Evaluation of a Holistic Program for Military Service Members and their Families

Grant Winners

  • Angela Yehl, Psy.D. – Institute for the Study of Human Service, Health and Justice
  • Elda Veloso, Ph.D. – Abraham S. Fischler School of Education
  • James Pann, Ph.D. – Abraham S. Fischler School of Education
  • Marcelo Castro, Ph.D. – Abraham S. Fischler School of Education
  • Stephen Messer, Ph.D. – Center for Psychological Studies
  • Jacob Connolly, M.S. – Center for Psychological Studies
  • Blake Benson, B.S. – Center for Psychological Studies

Deans

  • Kim Durham, Psy.D. – Institute for the Study of Human Service, Health and Justice
  • H. Wells Singleton, Ph.D. – Abraham S. Fischler School of Education
  • Karen S. Grosby, Ed.D. – Center for Psychological Studies

Abstract

Award Winners

Approximately 2 million U.S. troops have been deployed to combat zones since September 2001 (Tan, 2009). Many soldiers and marines returning from Operation Enduring Freedom (OEF) and Operation Iraqi Freedom (OIF)/Operation New Dawn (OND) have encountered serious difficulties upon their return home since a great number do not successfully access needed services (Institute of Medicine, 2010; Hoge et al., 2004). Current literature calls for "holistic" treatments involving coordination of support services to address the underutilization of mental health services and inadequacies in current mental health models for veterans (Robinson, 2004). The current proposal attempts to address this by securing funding to implement a formal program evaluation of the Veterans of Foreign Wars (VFW) OIF/OEF Community Outreach Program using the Context, Input, Process, and Product Evaluation (CIPP) theory-based evaluation model (Stufflebeam, 2000; 2003).
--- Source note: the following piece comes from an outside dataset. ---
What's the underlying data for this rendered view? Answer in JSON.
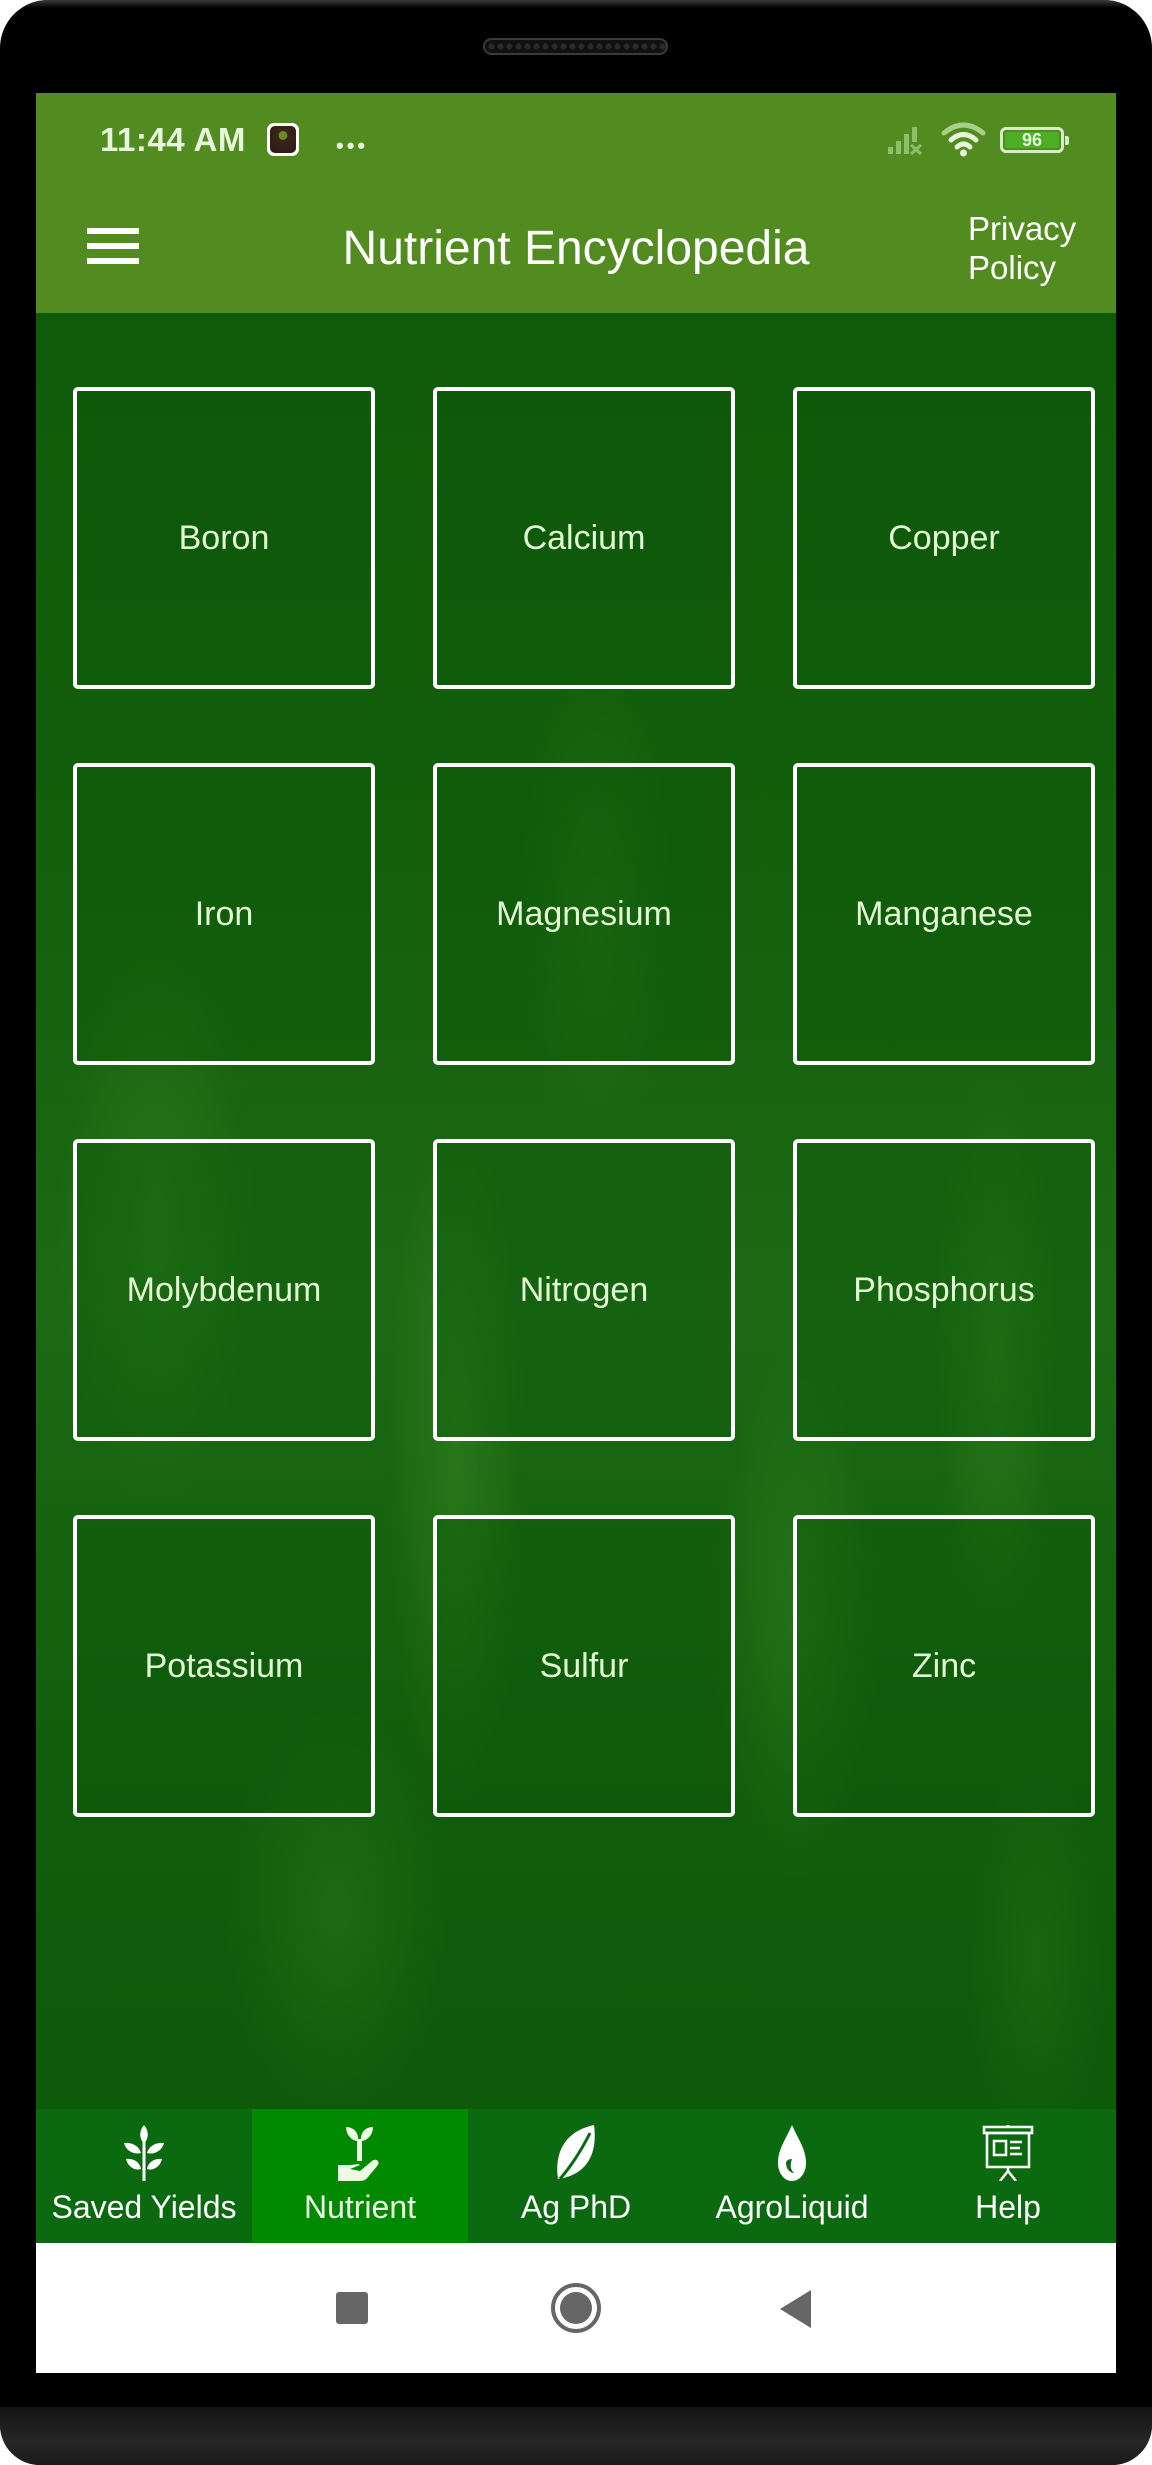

The holistic program, which will be evaluated in this study seeks to link veterans and their family members with needed services including: mental health treatment services (i.e., individual, group, and family therapies), case management services, employability and economic supports (e.g., access to VA benefits, job skills, housing), legal aid, and peer/community support services all within a closely-coordinated community-based wraparound system of care. Given the relative dearth of knowledge regarding how an integrated community-based holistic approach is implemented and experienced by returning veterans and their families, a formative and summative evaluation study of the community-based wraparound program created by this unique partnership between veterans' services organizations and the community will be of immense value. The data collected in the evaluation of the VFW OEF/OIF Outreach Program will be analyzed using both qualitative and quantitative methods, and the results will be discussed in the context of previous studies on access and utilization of services by military veterans and their families.